FILE PHOTO: Trump speaks during a tax reform meeting at the White House in Washington
WASHINGTON (Reuters) - The Republican-controlled U.S. House of Representatives voted on Monday to go to conference on tax legislation with the Senate, moving Congress another step closer to a final bill.
The House voted 222-192 to go to conference with the Senate, setting up formal negotiations on the legislation that could take weeks to complete. Seven Republicans voted "no."
The Republican-led Senate was expected to hold a similar conference vote later this week.

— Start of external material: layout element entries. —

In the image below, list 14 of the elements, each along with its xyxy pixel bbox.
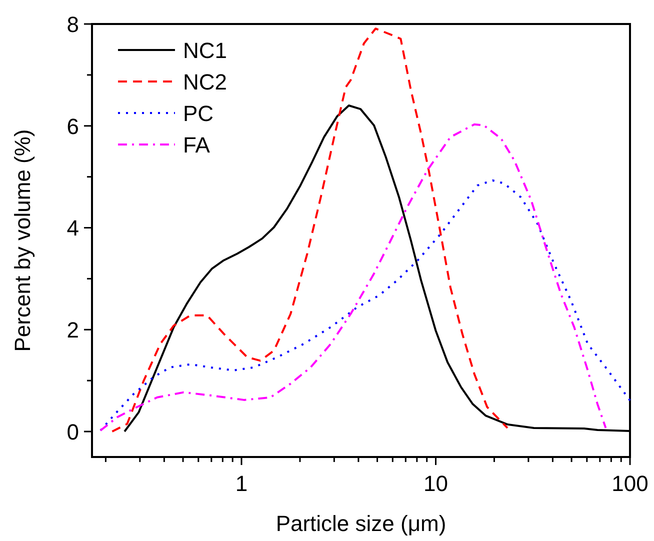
y-tick-label: 6 <box>66 114 79 139</box>
legend-label: PC <box>183 100 214 126</box>
legend-label: NC1 <box>183 38 228 63</box>
y-axis-title: Percent by volume (%) <box>10 129 35 352</box>
y-tick-label: 4 <box>66 216 79 241</box>
y-tick-label: 8 <box>66 12 79 37</box>
x-axis-title: Particle size (μm) <box>276 511 446 536</box>
y-tick-label: 2 <box>66 318 79 343</box>
x-tick-label: 10 <box>424 471 448 496</box>
legend-label: FA <box>183 132 210 158</box>
x-tick-label: 1 <box>235 471 248 496</box>
y-tick-label: 0 <box>66 419 79 444</box>
x-tick-label: 100 <box>612 471 648 496</box>
legend-label: NC2 <box>183 69 228 94</box>
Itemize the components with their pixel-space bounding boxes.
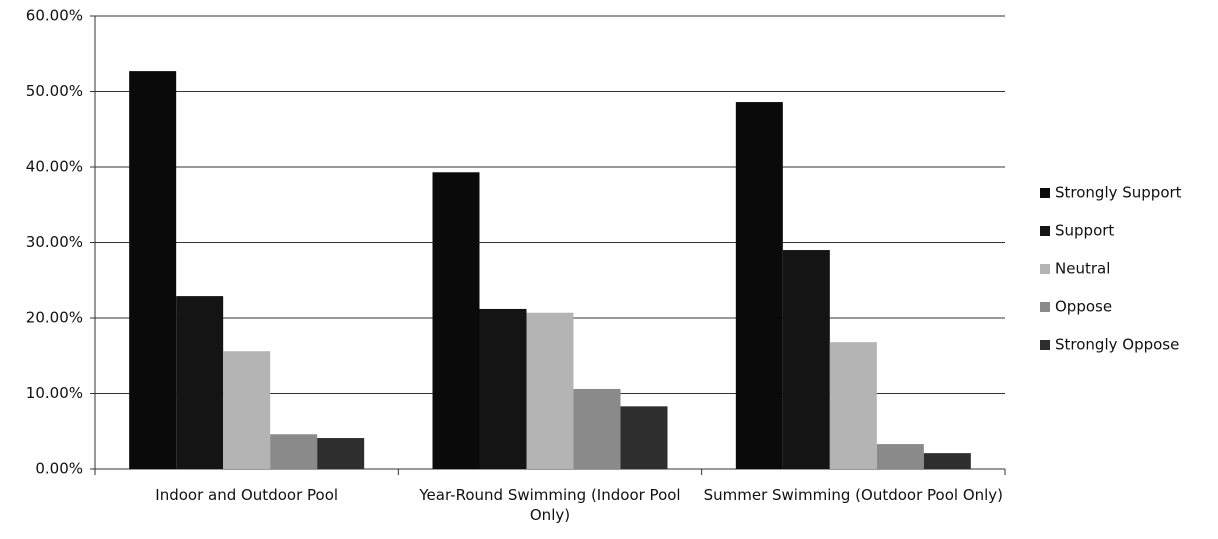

House Speaker Paul Ryan named nine fellow Republican House members to the conference committee, including Kevin Brady, head of the tax-writing Ways and Means Committee, who will chair it.
The other Republican representatives Ryan appointed were: Rob Bishop, Diane Black, Kristi Noem, Devin Nunes, Peter Roskam, John Shimkus, Greg Walden and Don Young.
House Democratic leader Nancy Pelosi appointed five members of her party: Kathy Castor, Lloyd Doggett, Raúl Grijalva, Sander Levin, Richard Neal.
The Senate narrowly approved its version of the tax overhaul early on Saturday, moving President Donald Trump a step closer to realizing one of his main campaign promises. The House passed its bill last month.
The overhaul would be the largest change to U.S. tax laws since the 1980s. Republicans want to add $1.4 trillion over 10 years to the $20 trillion national debt to finance changes that they say would boost an already growing economy.